Twelve Countries and Nine Earths: A visual ethnography of daily consumption practices across cultures  
Kevin Walker (Coventry University)

Paper short abstract:

Nine Earths is a project about climate change, collecting video of young participants in 12 countries. A visual ethnography produces films situated between documentary and art film, focused on daily consumption practices, enabling cross-cultural comparisons and analysis of power relations.

Paper long abstract:

Nine Earths is a collaborative project investigating consumption and climate change, involving participants from 12 countries. We commission artists and filmmakers in each country to film an average day of a young person aged 18-34, viewing their daily practices through the lens of climate and consumption.

I have been conducting a visual ethnography of this footage, to produce films situated between documentary and art film, which address the following questions: What can video collected by artists and young people in different countries tell us about global consumption? How feasible and suitable is remote ethnography for illuminating specific local contexts and making cross-cultural comparisons about consumption practices in relation to climate change?

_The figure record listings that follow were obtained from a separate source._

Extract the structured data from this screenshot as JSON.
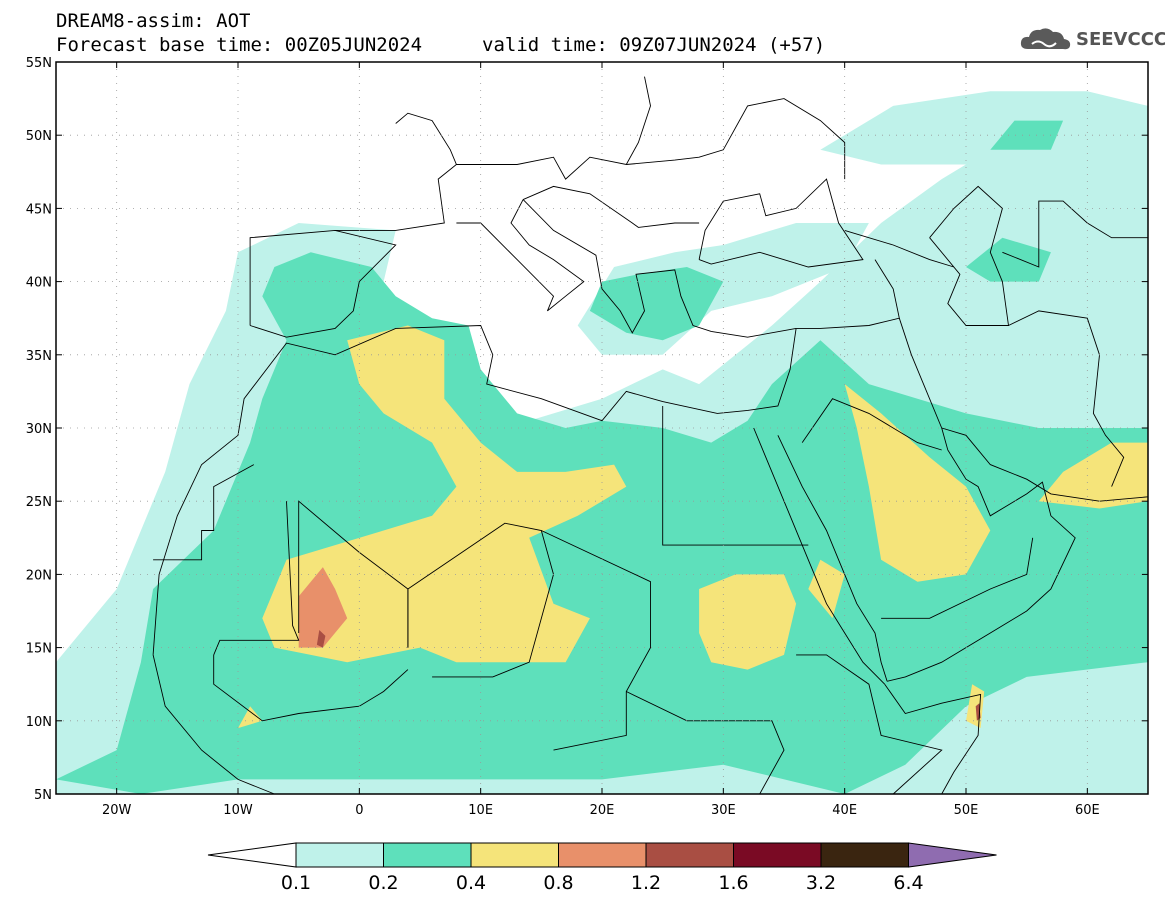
{
  "header": {
    "title_line1": "DREAM8-assim: AOT",
    "base_time": "Forecast base time: 00Z05JUN2024",
    "valid_time": "valid time: 09Z07JUN2024 (+57)"
  },
  "logo": {
    "text": "SEEVCCC",
    "icon": "cloud-icon",
    "color": "#555555"
  },
  "map": {
    "lon_range": [
      -25,
      65
    ],
    "lat_range": [
      5,
      55
    ],
    "lat_ticks": [
      {
        "value": 55,
        "label": "55N"
      },
      {
        "value": 50,
        "label": "50N"
      },
      {
        "value": 45,
        "label": "45N"
      },
      {
        "value": 40,
        "label": "40N"
      },
      {
        "value": 35,
        "label": "35N"
      },
      {
        "value": 30,
        "label": "30N"
      },
      {
        "value": 25,
        "label": "25N"
      },
      {
        "value": 20,
        "label": "20N"
      },
      {
        "value": 15,
        "label": "15N"
      },
      {
        "value": 10,
        "label": "10N"
      },
      {
        "value": 5,
        "label": "5N"
      }
    ],
    "lon_ticks": [
      {
        "value": -20,
        "label": "20W"
      },
      {
        "value": -10,
        "label": "10W"
      },
      {
        "value": 0,
        "label": "0"
      },
      {
        "value": 10,
        "label": "10E"
      },
      {
        "value": 20,
        "label": "20E"
      },
      {
        "value": 30,
        "label": "30E"
      },
      {
        "value": 40,
        "label": "40E"
      },
      {
        "value": 50,
        "label": "50E"
      },
      {
        "value": 60,
        "label": "60E"
      }
    ],
    "grid": "dotted"
  },
  "colorbar": {
    "levels": [
      "0.1",
      "0.2",
      "0.4",
      "0.8",
      "1.2",
      "1.6",
      "3.2",
      "6.4"
    ],
    "colors": [
      "#bff2ea",
      "#5ee0bb",
      "#f5e47a",
      "#e8906a",
      "#a94e43",
      "#7a0a24",
      "#3a2510",
      "#8f6cb0"
    ],
    "low_extend_color": "#ffffff"
  },
  "aot_colors": {
    "c1": "#bff2ea",
    "c2": "#5ee0bb",
    "c3": "#f5e47a",
    "c4": "#e8906a",
    "c5": "#a94e43"
  }
}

As an example of what Mead and Métraux (1954) called The Study of Culture at a Distance, the project raises issues of power relations between Eurocentric paradigms and remotely located participants, and between scientists, filmmakers and informants. I will present findings arising from my analysis, regarding what should be recorded and how, and about issues of ‘telepistemology’ in which the ethnographer is separated from the reality of social phenomena, observing and comparing multiple cultures through a process of multiple mediation.

The project investigates ‘decentred subjectivities and the geographical complexities that arise when intimacy no longer necessarily implies proximity’(Law, 2004). The findings will be presented through film clips from various countries.